L'extrême droite espagnole Vox réclame la suspension du traité d'amitié avec le Maroc
Le comité exécutif national de Vox a exigé, le 31 août 2026, la suspension du traité d'amitié maroco-espagnol de 1991 et le rappel des ambassadeurs, sur fond de crise migratoire à Sebta.

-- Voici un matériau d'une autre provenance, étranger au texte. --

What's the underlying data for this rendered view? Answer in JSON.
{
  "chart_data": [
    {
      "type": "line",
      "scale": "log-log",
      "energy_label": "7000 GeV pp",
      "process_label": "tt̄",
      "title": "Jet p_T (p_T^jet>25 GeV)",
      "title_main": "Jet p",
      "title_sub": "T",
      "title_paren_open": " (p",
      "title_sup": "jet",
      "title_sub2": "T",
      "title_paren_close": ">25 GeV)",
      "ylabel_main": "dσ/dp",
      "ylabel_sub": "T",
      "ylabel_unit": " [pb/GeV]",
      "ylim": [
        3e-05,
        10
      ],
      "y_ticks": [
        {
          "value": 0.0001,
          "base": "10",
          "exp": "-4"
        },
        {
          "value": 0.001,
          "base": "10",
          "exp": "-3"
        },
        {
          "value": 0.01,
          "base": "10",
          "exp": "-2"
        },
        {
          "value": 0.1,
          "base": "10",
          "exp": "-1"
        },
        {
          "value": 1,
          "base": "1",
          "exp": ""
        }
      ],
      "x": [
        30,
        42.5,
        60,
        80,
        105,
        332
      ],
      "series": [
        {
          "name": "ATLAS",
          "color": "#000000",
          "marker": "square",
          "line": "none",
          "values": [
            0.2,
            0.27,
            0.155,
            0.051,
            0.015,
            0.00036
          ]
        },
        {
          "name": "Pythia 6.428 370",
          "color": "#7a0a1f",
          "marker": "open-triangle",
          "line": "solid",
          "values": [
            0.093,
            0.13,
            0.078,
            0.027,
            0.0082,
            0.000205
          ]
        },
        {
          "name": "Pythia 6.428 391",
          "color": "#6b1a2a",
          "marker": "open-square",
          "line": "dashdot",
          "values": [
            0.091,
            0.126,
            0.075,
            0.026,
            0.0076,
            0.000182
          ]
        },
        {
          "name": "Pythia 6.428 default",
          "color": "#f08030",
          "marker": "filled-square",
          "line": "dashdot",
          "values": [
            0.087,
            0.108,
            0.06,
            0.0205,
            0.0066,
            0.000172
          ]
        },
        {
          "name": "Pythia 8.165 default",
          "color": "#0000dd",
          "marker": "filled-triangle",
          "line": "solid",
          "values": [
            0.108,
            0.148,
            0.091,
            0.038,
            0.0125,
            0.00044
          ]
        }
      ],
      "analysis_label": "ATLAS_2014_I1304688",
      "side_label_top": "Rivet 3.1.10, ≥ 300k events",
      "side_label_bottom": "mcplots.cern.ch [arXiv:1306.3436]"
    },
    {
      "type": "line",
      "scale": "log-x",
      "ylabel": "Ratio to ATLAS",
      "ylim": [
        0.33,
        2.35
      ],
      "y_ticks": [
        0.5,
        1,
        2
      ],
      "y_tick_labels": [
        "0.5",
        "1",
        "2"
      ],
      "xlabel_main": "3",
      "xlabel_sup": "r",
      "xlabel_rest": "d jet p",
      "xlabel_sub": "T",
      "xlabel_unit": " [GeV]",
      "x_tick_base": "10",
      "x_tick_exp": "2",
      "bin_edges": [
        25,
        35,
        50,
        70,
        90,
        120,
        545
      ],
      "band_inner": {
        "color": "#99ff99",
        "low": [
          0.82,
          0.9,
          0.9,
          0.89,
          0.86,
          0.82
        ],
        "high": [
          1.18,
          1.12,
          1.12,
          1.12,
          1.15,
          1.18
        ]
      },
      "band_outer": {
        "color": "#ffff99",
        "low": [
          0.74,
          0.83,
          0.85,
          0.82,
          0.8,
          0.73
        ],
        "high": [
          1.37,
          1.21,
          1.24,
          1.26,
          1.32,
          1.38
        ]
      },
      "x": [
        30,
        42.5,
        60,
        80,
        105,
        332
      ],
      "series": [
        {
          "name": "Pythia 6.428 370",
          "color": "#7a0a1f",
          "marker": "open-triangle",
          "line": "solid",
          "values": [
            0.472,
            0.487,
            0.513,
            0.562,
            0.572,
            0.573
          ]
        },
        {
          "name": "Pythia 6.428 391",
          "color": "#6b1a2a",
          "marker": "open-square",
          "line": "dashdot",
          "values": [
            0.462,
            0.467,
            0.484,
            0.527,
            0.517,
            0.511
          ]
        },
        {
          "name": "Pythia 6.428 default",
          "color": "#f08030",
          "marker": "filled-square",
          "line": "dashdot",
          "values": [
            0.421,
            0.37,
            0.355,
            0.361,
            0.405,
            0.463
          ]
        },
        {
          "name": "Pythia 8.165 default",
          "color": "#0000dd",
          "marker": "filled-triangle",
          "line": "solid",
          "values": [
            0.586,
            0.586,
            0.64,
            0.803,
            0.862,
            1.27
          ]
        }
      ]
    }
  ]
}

Le comité exécutif national du parti espagnol d'extrême droite Vox a réclamé, lors d'une réunion tenue lundi 31 août 2026, la suspension du traité d'amitié, de bon voisinage et de coopération signé entre l'Espagne et le Maroc en 1991, ainsi que la convocation de l'ambassadeur marocain à Madrid et le rappel de l'ambassadeur espagnol à Rabat. Cette escalade intervient dans le contexte de la crise migratoire vécue par la ville de Sebta, après que plus de 70 000 personnes ont rejoint ses côtes à la nage le 30 juillet 2026.
Le chef de Vox accuse le chef du gouvernement espagnol de "trahison"
Le président du parti, Santiago Abascal, a lié cette crise à ce qu'il a qualifié de "trahison" du chef du gouvernement espagnol Pedro Sánchez, l'accusant d'agir comme une "marionnette" entre les mains de Rabat et d'avoir fermé les yeux sur la crise malgré une connaissance préalable de la situation, dans des déclarations faites à l'occasion de la rentrée politique de son parti. En réponse, Sánchez a démenti, dans une interview à la radio Cadena Ser, faire porter au Maroc la responsabilité de la crise.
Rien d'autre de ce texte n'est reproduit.